Just one more skit in the farce that is the US brokered agreement to solve the Honduran crisis. Zelaya has already said that the agreement is dead and that even if the Congress does reinstate in a vote to be taken after the elections he will not accept the reinstatement. Micheletti and his supporters simply used the agreement as a means to stall implementing the agreement until after the elections. The US at one point at least said that it would recognise the elections whether Zelaya was reinstated or not. Very little coverage is given in the media of this tawdry episode in US diplomacy. It would seem that the US and Panama will be among the few countries to recognise the legitimacy of the elections. One would expect the International Republican Institute to go along with this but it seems the issue is bi-partisan and all the feigned opposition to Micheletti is just that as far as Democrats are concerned. But what could one expect since Micheletti is represented in the US by a big PR firm associated with Hilary Clinton This is from the Huffington Post.

Robert NaimanPolicy Director of Just Foreign Policy

Will the National Democratic Institute Support the Coup in Honduras?



A statement put out by Senator Lugar's office this week contained a striking revelation: apparently, the State Department intends to fund election observer missions of the International Republican Institute and the National Democratic Institute for the controversial November 29 Honduras election supervised by the coup regime. If the US sends election observers before President Zelaya is restored, it would prepare the ground for recognizing the coup regime and its election as legitimate, putting the U.S. at odds with the rest of the hemisphere. Funding election observers appears to be part of a strategy of legitimizing the June coup against President Zelaya.

Both the IRI and the NDI are funded by Congress through the National Endowment for Democracy.

The International Republican Institute is affiliated with the Republican Party and the National Democratic Institute is affiliated with the Democratic Party. The IRI has a sordid history of anti-democratic actions, like supporting the 2004 coup in Haiti.

The NDI, on the other hand, is at least nominally accountable to the Democratic Party, so its involvement in trying to legitimize elections under the coup regime is quite surprising. Democratic leaders in Congress, like Senator Kerry and Representative Berman, have strongly opposed the coup. Congressional Democrats have urged President Obama not to recognize elections under the coup regime.

President Rich Trumka of the AFL-CIO, which has good relations, to say the least, with many Congressional Democrats, has written that continued repression of trade unionists by the coup regime makes it impossible to hold free and fair elections.

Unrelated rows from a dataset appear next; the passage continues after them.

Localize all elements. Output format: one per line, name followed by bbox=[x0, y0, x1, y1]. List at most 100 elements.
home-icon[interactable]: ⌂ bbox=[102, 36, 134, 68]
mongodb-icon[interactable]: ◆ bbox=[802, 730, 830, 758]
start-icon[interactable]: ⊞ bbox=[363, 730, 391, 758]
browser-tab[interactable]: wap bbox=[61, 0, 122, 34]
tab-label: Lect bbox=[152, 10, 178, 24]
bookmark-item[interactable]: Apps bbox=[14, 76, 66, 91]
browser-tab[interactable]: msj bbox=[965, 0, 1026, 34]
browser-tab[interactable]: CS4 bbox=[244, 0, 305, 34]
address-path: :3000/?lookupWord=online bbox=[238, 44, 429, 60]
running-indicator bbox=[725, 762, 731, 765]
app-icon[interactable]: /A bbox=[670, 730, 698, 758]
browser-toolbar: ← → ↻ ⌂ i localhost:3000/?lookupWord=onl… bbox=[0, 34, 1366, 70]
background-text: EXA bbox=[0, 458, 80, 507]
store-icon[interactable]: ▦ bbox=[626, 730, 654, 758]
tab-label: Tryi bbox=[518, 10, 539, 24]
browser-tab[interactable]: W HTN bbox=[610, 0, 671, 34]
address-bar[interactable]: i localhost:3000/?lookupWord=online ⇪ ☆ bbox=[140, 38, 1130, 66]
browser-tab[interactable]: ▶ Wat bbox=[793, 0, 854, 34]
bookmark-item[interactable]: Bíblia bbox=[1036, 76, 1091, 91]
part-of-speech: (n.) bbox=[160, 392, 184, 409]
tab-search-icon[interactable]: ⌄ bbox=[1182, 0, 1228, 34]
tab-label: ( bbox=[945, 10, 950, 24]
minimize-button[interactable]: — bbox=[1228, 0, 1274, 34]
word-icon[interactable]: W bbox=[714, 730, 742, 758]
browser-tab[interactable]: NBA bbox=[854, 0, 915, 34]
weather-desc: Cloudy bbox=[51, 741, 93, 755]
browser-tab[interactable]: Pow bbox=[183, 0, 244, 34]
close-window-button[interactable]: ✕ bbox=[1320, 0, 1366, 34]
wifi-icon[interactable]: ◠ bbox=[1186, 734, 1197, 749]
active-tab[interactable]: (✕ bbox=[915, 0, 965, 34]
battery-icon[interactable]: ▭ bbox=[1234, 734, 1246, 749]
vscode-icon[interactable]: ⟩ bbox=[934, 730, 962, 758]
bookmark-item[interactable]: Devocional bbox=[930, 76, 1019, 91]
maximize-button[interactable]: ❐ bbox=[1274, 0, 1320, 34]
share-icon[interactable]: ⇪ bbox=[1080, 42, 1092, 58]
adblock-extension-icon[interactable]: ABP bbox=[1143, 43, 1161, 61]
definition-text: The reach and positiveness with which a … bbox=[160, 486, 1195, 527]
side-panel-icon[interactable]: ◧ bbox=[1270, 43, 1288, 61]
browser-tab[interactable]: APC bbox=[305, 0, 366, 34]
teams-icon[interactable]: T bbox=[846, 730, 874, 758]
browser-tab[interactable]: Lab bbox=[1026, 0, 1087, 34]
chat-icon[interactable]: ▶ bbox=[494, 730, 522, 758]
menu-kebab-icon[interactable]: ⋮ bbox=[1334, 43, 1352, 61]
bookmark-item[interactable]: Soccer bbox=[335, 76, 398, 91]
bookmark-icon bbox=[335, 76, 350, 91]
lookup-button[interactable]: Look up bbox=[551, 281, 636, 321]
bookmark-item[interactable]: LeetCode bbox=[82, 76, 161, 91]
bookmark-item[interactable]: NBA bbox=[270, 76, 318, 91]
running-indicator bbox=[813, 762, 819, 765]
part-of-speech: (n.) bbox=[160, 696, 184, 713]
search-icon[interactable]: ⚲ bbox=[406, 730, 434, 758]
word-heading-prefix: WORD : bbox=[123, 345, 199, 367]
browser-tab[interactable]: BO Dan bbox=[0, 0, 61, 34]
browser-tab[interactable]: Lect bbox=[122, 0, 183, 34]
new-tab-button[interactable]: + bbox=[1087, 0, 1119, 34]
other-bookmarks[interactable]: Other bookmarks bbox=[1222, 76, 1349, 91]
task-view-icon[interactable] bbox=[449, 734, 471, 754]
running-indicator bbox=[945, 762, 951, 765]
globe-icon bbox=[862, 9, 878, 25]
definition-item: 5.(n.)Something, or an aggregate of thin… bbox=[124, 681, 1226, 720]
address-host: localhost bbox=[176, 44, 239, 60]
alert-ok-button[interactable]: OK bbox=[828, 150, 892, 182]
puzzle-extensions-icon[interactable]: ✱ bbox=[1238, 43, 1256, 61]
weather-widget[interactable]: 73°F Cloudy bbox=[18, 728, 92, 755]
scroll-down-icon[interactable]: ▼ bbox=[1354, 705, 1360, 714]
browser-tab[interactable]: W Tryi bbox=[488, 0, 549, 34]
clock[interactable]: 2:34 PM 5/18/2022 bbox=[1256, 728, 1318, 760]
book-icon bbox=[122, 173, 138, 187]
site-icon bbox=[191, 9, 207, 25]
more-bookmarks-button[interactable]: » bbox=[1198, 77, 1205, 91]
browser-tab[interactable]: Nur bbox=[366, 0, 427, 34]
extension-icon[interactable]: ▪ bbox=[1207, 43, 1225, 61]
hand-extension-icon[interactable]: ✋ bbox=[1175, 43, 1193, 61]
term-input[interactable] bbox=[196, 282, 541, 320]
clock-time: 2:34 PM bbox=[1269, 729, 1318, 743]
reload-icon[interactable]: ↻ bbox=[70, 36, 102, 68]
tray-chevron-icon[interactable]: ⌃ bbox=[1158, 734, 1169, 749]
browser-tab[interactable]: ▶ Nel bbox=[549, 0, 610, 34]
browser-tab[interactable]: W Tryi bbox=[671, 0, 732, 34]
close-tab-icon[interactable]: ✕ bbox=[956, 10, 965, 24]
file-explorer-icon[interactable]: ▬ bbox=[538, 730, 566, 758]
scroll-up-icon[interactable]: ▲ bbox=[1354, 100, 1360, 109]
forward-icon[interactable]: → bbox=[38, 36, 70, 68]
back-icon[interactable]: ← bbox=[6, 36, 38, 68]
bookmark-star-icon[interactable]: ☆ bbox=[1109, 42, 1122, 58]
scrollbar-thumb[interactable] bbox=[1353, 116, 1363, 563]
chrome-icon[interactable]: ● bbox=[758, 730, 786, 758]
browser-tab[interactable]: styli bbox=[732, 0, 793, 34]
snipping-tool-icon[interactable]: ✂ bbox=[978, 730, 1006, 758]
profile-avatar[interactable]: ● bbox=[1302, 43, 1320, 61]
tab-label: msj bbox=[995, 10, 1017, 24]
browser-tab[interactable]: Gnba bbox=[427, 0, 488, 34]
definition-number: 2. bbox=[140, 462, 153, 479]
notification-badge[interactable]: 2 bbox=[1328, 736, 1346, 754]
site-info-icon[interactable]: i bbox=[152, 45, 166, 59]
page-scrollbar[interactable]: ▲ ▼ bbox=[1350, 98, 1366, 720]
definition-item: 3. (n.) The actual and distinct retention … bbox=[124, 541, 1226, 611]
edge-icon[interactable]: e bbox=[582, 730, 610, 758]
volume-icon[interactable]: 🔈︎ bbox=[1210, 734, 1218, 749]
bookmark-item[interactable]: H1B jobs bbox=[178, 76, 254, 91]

President Trumka called on the U.S. government to oppose national elections in Honduras unless President Zelaya is reinstated. Note that Randi Weingarten, president of the American Federation of Teachers, an AFL-CIO affiliate, sits on the NDI board.

All this suggests that if Members of Congress and Democratic constituency groups would speak up, the National Democratic Institute, at least, could be prevented from participating in the legitimation of elections under the coup regime.